Many authors, most notably the excellent Civil War scholar T.H. Williams, paint a certain picture of Lincoln as commander-in-chief. This picture is one where he has the correct strategic ideas on how to prosecute the war, but despite showing understanding, has to continually shuffle through generals until he finds Grant, and then he happily steps back, and lets Grant fight the war after providing his usual wise guidance. In reality, Lincoln’s insistence on using his political generals in the field severely handicapped Grant. Grant suggested returning generals like Buell and McClellan to active duty; Grant wasn’t overfond of Buell, but his motivation was probably to get professional soldiers to use to displace Lincoln’s politician-generals. But despite objections from Grant, Nathaniel Banks retained his post in the west, and also some of Sherman’s veteran troops that he had been loaned. The Red River Campaign in Louisiana was a pet project of Lincoln or Halleck’s, I’ve seen conflicting interpretations on that, but regardless, Lincoln allowed it to go forward despite the fact that Grant and even Banks himself were opposed to it. Benjamin Butler, a politician-general with a terrible combat record, also was given command of the Army of the James, which was a key component in Grant’s plan. Grant was initially not happy about this, though he came away from his first meeting with Butler favorably impressed. Grant tried to counteract potential shortcomings of Butler’s by giving him two professional subordinates to work with, William F. Smith, and Quincy A. Gilmore. Smith was a motormouth and a gossip, and a quarrelsome one at that. But he and Butler actually managed to largely tolerate each other; Gilmore didn’t get along with either of them however. There was also Franz Sigel in the Valley; I’m not aware that Grant expressed any specific protest there, but Halleck later dryly informed Grant by telegram that he couldn’t expect Sigel to do anything but run, so his shortcomings were well known.

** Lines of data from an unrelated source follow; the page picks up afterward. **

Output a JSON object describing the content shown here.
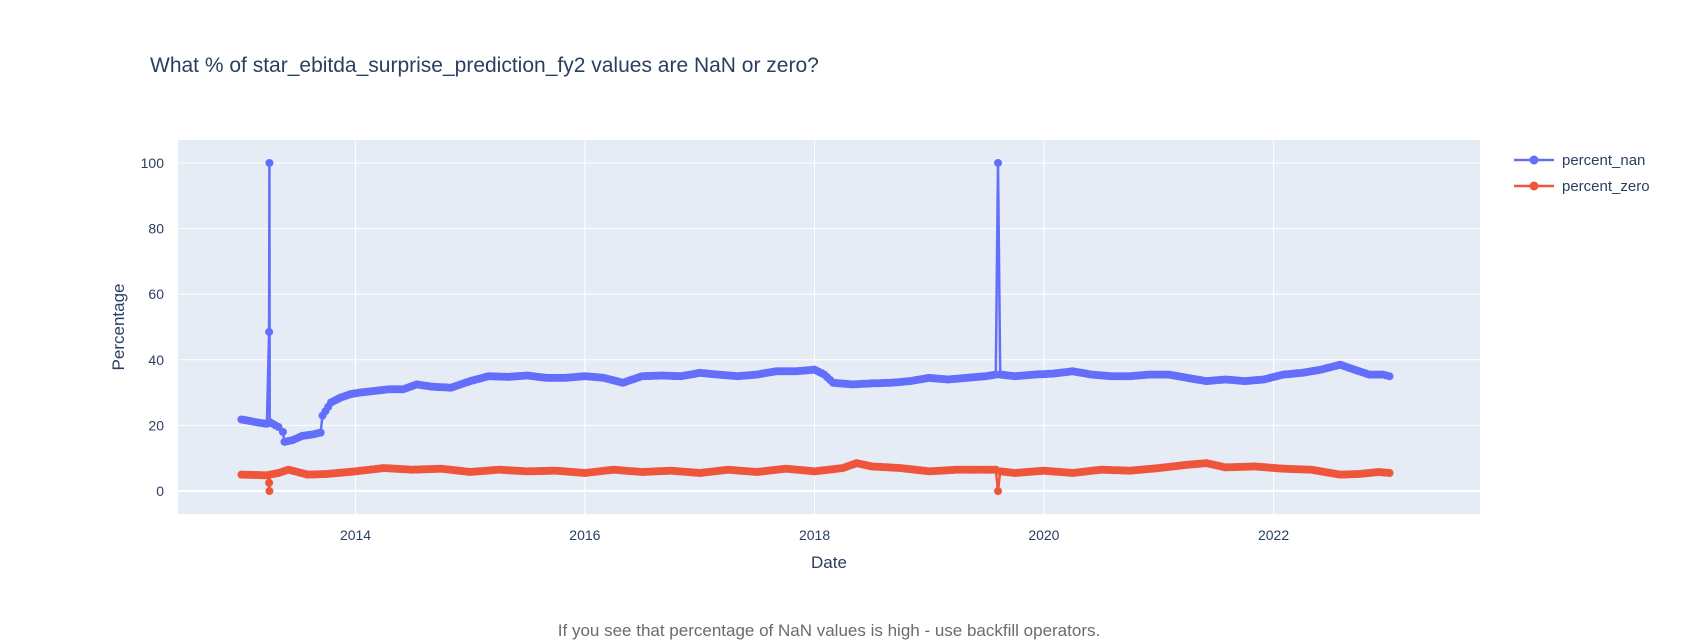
{
  "colors": {
    "nan": "#636efa",
    "zero": "#ef553b",
    "plot_bg": "#e5ecf6",
    "grid": "#ffffff",
    "text": "#2a3f5f"
  },
  "chart_data": {
    "type": "line",
    "title": "What % of star_ebitda_surprise_prediction_fy2 values are NaN or zero?",
    "xlabel": "Date",
    "ylabel": "Percentage",
    "footnote": "If you see that percentage of NaN values is high - use backfill operators.",
    "x_ticks": [
      "2014",
      "2016",
      "2018",
      "2020",
      "2022"
    ],
    "y_ticks": [
      "0",
      "20",
      "40",
      "60",
      "80",
      "100"
    ],
    "xlim": [
      "2012-06-15",
      "2023-10-20"
    ],
    "ylim": [
      -7,
      107
    ],
    "grid": true,
    "legend_position": "top-right",
    "series": [
      {
        "name": "percent_nan",
        "color": "#636efa",
        "points": [
          [
            "2013-01-03",
            21.8
          ],
          [
            "2013-02-01",
            21.3
          ],
          [
            "2013-03-01",
            20.8
          ],
          [
            "2013-03-25",
            20.5
          ],
          [
            "2013-04-01",
            48.5
          ],
          [
            "2013-04-02",
            100
          ],
          [
            "2013-04-03",
            21.0
          ],
          [
            "2013-05-01",
            19.5
          ],
          [
            "2013-05-15",
            18.0
          ],
          [
            "2013-05-20",
            15.0
          ],
          [
            "2013-06-15",
            15.5
          ],
          [
            "2013-07-15",
            16.8
          ],
          [
            "2013-08-15",
            17.2
          ],
          [
            "2013-09-12",
            17.8
          ],
          [
            "2013-09-18",
            23.0
          ],
          [
            "2013-10-15",
            27.0
          ],
          [
            "2013-11-15",
            28.5
          ],
          [
            "2013-12-15",
            29.5
          ],
          [
            "2014-01-15",
            30.0
          ],
          [
            "2014-03-01",
            30.5
          ],
          [
            "2014-04-15",
            31.0
          ],
          [
            "2014-06-01",
            31.0
          ],
          [
            "2014-07-15",
            32.5
          ],
          [
            "2014-09-01",
            31.8
          ],
          [
            "2014-11-01",
            31.5
          ],
          [
            "2015-01-01",
            33.5
          ],
          [
            "2015-03-01",
            35.0
          ],
          [
            "2015-05-01",
            34.8
          ],
          [
            "2015-07-01",
            35.2
          ],
          [
            "2015-09-01",
            34.5
          ],
          [
            "2015-11-01",
            34.5
          ],
          [
            "2016-01-01",
            35.0
          ],
          [
            "2016-03-01",
            34.5
          ],
          [
            "2016-05-01",
            33.0
          ],
          [
            "2016-07-01",
            35.0
          ],
          [
            "2016-09-01",
            35.2
          ],
          [
            "2016-11-01",
            35.0
          ],
          [
            "2017-01-01",
            36.0
          ],
          [
            "2017-03-01",
            35.5
          ],
          [
            "2017-05-01",
            35.0
          ],
          [
            "2017-07-01",
            35.5
          ],
          [
            "2017-09-01",
            36.5
          ],
          [
            "2017-11-01",
            36.5
          ],
          [
            "2018-01-01",
            37.0
          ],
          [
            "2018-02-01",
            35.5
          ],
          [
            "2018-03-01",
            33.0
          ],
          [
            "2018-05-01",
            32.5
          ],
          [
            "2018-07-01",
            32.8
          ],
          [
            "2018-09-01",
            33.0
          ],
          [
            "2018-11-01",
            33.5
          ],
          [
            "2019-01-01",
            34.5
          ],
          [
            "2019-03-01",
            34.0
          ],
          [
            "2019-05-01",
            34.5
          ],
          [
            "2019-07-01",
            35.0
          ],
          [
            "2019-08-01",
            35.5
          ],
          [
            "2019-08-08",
            100
          ],
          [
            "2019-08-15",
            35.5
          ],
          [
            "2019-10-01",
            35.0
          ],
          [
            "2019-12-01",
            35.5
          ],
          [
            "2020-02-01",
            35.8
          ],
          [
            "2020-04-01",
            36.5
          ],
          [
            "2020-06-01",
            35.5
          ],
          [
            "2020-08-01",
            35.0
          ],
          [
            "2020-10-01",
            35.0
          ],
          [
            "2020-12-01",
            35.5
          ],
          [
            "2021-02-01",
            35.5
          ],
          [
            "2021-04-01",
            34.5
          ],
          [
            "2021-06-01",
            33.5
          ],
          [
            "2021-08-01",
            34.0
          ],
          [
            "2021-10-01",
            33.5
          ],
          [
            "2021-12-01",
            34.0
          ],
          [
            "2022-02-01",
            35.5
          ],
          [
            "2022-04-01",
            36.0
          ],
          [
            "2022-06-01",
            37.0
          ],
          [
            "2022-08-01",
            38.5
          ],
          [
            "2022-09-15",
            37.0
          ],
          [
            "2022-11-01",
            35.5
          ],
          [
            "2022-12-15",
            35.5
          ],
          [
            "2023-01-05",
            35.0
          ]
        ]
      },
      {
        "name": "percent_zero",
        "color": "#ef553b",
        "points": [
          [
            "2013-01-03",
            5.0
          ],
          [
            "2013-03-25",
            4.8
          ],
          [
            "2013-04-01",
            2.5
          ],
          [
            "2013-04-02",
            0
          ],
          [
            "2013-04-03",
            5.0
          ],
          [
            "2013-05-01",
            5.5
          ],
          [
            "2013-06-01",
            6.5
          ],
          [
            "2013-07-01",
            5.8
          ],
          [
            "2013-08-01",
            5.0
          ],
          [
            "2013-10-01",
            5.2
          ],
          [
            "2014-01-01",
            6.0
          ],
          [
            "2014-04-01",
            7.0
          ],
          [
            "2014-07-01",
            6.5
          ],
          [
            "2014-10-01",
            6.8
          ],
          [
            "2015-01-01",
            5.8
          ],
          [
            "2015-04-01",
            6.5
          ],
          [
            "2015-07-01",
            6.0
          ],
          [
            "2015-10-01",
            6.2
          ],
          [
            "2016-01-01",
            5.5
          ],
          [
            "2016-04-01",
            6.5
          ],
          [
            "2016-07-01",
            5.8
          ],
          [
            "2016-10-01",
            6.2
          ],
          [
            "2017-01-01",
            5.5
          ],
          [
            "2017-04-01",
            6.5
          ],
          [
            "2017-07-01",
            5.8
          ],
          [
            "2017-10-01",
            6.8
          ],
          [
            "2018-01-01",
            6.0
          ],
          [
            "2018-04-01",
            7.0
          ],
          [
            "2018-05-15",
            8.5
          ],
          [
            "2018-07-01",
            7.5
          ],
          [
            "2018-10-01",
            7.0
          ],
          [
            "2019-01-01",
            6.0
          ],
          [
            "2019-04-01",
            6.5
          ],
          [
            "2019-08-01",
            6.5
          ],
          [
            "2019-08-08",
            0
          ],
          [
            "2019-08-15",
            6.0
          ],
          [
            "2019-10-01",
            5.5
          ],
          [
            "2020-01-01",
            6.2
          ],
          [
            "2020-04-01",
            5.5
          ],
          [
            "2020-07-01",
            6.5
          ],
          [
            "2020-10-01",
            6.2
          ],
          [
            "2021-01-01",
            7.0
          ],
          [
            "2021-04-01",
            8.0
          ],
          [
            "2021-06-01",
            8.5
          ],
          [
            "2021-08-01",
            7.2
          ],
          [
            "2021-11-01",
            7.5
          ],
          [
            "2022-02-01",
            6.8
          ],
          [
            "2022-05-01",
            6.5
          ],
          [
            "2022-08-01",
            5.0
          ],
          [
            "2022-10-01",
            5.2
          ],
          [
            "2022-12-01",
            5.8
          ],
          [
            "2023-01-05",
            5.5
          ]
        ]
      }
    ]
  }
}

Lincoln’s unwillingness to take the risk of offending a few politically important people very likely prolonged the war in 1864. Unlike many who hail Lincoln as a model commander-in-chief, in this instance at least, the military debacles created by his political generals far, far outweighed whatever benefit he got from keeping them in their posts. Banks and Sigel had to be relieved for incompetence in any case, and Butler was gone shortly after the elections. If, instead of sending Banks on his quixotic Red River Campaign, Lincoln had done as Grant wished and used those troops to take Mobile, then cooperate with Sherman in Georgia, the result would have been far superior. The same holds true for Butler and Sigel in Virginia. Grant did not have a free hand; in effect, he had to fight with one hand tied behind his back.